Ich sehe fürs kommende Jahr mehr und mehr Markenehen am Horizont - wobei diese Fusionen mit neuen Konzepten experimentieren werden. In den vergangenen drei Jahrzehnten hat die Lizenzierung einer Marke einen Wandel durchgemacht. Am Anfang ging es nur darum, die Rechte an einem bekannten Namen auf alle nur denkbaren Produkte zu erwerben. Einige Zeit später ächteten viele Luxusmarken die Lizenzierung generell. Heute sehen wir eine Wiedergeburt der Markenlizenzen, aber in völlig neuer Form.
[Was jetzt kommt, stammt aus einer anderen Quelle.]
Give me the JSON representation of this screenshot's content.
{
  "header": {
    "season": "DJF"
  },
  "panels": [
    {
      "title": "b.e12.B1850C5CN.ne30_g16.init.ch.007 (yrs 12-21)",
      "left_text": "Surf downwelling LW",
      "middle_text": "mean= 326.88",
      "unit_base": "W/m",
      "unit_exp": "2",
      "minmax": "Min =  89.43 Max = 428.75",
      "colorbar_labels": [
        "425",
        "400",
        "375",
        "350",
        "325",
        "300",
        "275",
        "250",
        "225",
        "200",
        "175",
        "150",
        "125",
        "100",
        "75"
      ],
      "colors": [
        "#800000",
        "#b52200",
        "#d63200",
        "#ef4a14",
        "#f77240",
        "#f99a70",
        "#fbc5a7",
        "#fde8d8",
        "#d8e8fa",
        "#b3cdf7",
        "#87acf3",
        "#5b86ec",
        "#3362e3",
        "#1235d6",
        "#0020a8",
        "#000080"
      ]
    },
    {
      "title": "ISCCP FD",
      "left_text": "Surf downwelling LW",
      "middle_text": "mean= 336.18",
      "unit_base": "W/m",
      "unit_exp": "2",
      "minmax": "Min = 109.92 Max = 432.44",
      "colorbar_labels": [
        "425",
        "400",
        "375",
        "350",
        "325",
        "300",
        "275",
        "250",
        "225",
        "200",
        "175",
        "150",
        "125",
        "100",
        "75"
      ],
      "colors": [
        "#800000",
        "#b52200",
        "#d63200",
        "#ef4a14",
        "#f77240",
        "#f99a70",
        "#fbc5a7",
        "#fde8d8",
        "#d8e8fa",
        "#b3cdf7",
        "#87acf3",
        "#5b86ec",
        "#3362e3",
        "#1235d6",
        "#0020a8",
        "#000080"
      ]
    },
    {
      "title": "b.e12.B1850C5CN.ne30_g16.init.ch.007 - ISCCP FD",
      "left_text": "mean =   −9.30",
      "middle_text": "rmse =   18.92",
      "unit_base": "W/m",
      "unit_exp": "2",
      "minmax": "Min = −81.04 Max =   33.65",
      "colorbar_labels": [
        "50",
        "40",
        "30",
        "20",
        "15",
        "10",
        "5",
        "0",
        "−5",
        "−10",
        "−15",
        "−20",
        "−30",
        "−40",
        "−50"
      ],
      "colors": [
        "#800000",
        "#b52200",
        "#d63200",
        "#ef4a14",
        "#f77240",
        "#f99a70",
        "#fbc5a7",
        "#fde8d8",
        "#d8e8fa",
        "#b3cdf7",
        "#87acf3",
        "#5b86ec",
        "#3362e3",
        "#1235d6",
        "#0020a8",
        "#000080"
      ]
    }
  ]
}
Dabei kommen unerwartete Verbindungen zu Stande, etwa Stella McCartney mit Adidas, Bulgari mit der Hotelkette Marriott, Burberry mit dem Fußpflege- und Schuhhersteller Scholl.

Dieser wilde Reigen aus modischem Transvestitentum und Markenmix führt zu einem neuen Einkaufserlebnis. Während es in den neunziger Jahren darum ging, ein Konzept quer durch die Kanäle Einzelhandel, Großhandel, Versand und so fort exakt gleich zu gestalten und durchzuhalten, wird es fortan darauf ankommen, das gleiche Konzept in vielen Spielarten umzusetzen. Marken werden dafür sorgen, dass das Ladendesign und selbst die Produktpalette von Ort zu Ort unterschiedlich sind - die Kunden sollen sich nicht langweilen, wenn sie die gleiche Ware in London, New York oder Tokio sehen. Prada war mit seinem ehrgeizigen Vorzeigeladen in Soho der Pionier auf diesem Gebiet. Das Geschäft in Manhattan bricht mit allen Traditionen und bietet sogar Reproduktionen aus alten Kollektionen an.

Aber die Kunden wollen nicht nur Abwechslung, sondern neue, frische Einkaufserlebnisse. Der Trend geht zu kürzeren Produktzyklen und zu so genannten "Capsule Collections". Das bezeichnet in sich geschlossene Kollektionen aus Bekleidung und Accessoires, die in kürzeren Abständen ausgeliefert werden, sodass der Eindruck entsteht: Wenn man jetzt nicht zuschlägt, entgeht einem eine einmalige Chance.

Und schließlich wird es sich einbürgern, unterschiedliche künstlerische Ansprüche mit Branding zu verbinden. Architektur, Fotograne, Kunst, Bildhauerei und Design insgesamt werden wachsenden Einfluss auf den Entwurf von Produkten und Geschäften und damit auf das Einkaufserlebnis der Kunden haben. Das erfolgreichste Beispiel dafür ist die Zusammenarbeit von Louis Vuitton mit dem japanischen Künstler Takashi Murakami.

Diese brandneue Welt wird Hersteller vor viele Herausforderungen stellen. Wenn sich ein Managementteam nicht mehr auf eine erprobte Formel verlassen kann, sondern jede Saison mit einem neuen Konzept aufwarten muss, wird der Weg zum Erfolg deutlich steiniger.

Wie aber bringt man Risikobereitschaft und Experimentierfreudigkeit in Einklang mit der finanziellen Verantwortung eines Unternehmens?

Das wird ein Balanceakt bleiben. Es geht darum, den Kunden mit einer einmaligen Einkaufserfahrung und wirklicher Produktinnovation bei Laune zu halten - ohne zu vergessen, welche Anforderungen dieses Modell an Personal und Kapitalausstattung stellt. Wer seine Marke auf diese Weise pflegt, kann auf Vorteile durch Massenfertigung kaum noch zählen, mit den entsprechenden Folgen auf die Gewinne. Gleichzeitig darf man bei der kontinuierlichen Jagd nach Einzigartigem und Neuem quer durch eine sich ständig ändernde und von Konkurrenten wimmelnde Landschaft nicht das Erbe, die Geschichte, die Integrität und die Glaubwürdigkeit der eigenen Marke vergessen.

Sorglosigkeit ist die Todsünde einer Marke, und die Mahnung, sich nicht auf seinen Lorbeeren auszuruhen, wird eine völlig neue Bedeutung gewinnen. Wir wissen weniger als je zuvor, was sich hinter der nächsten Wegbiegung verbirgt.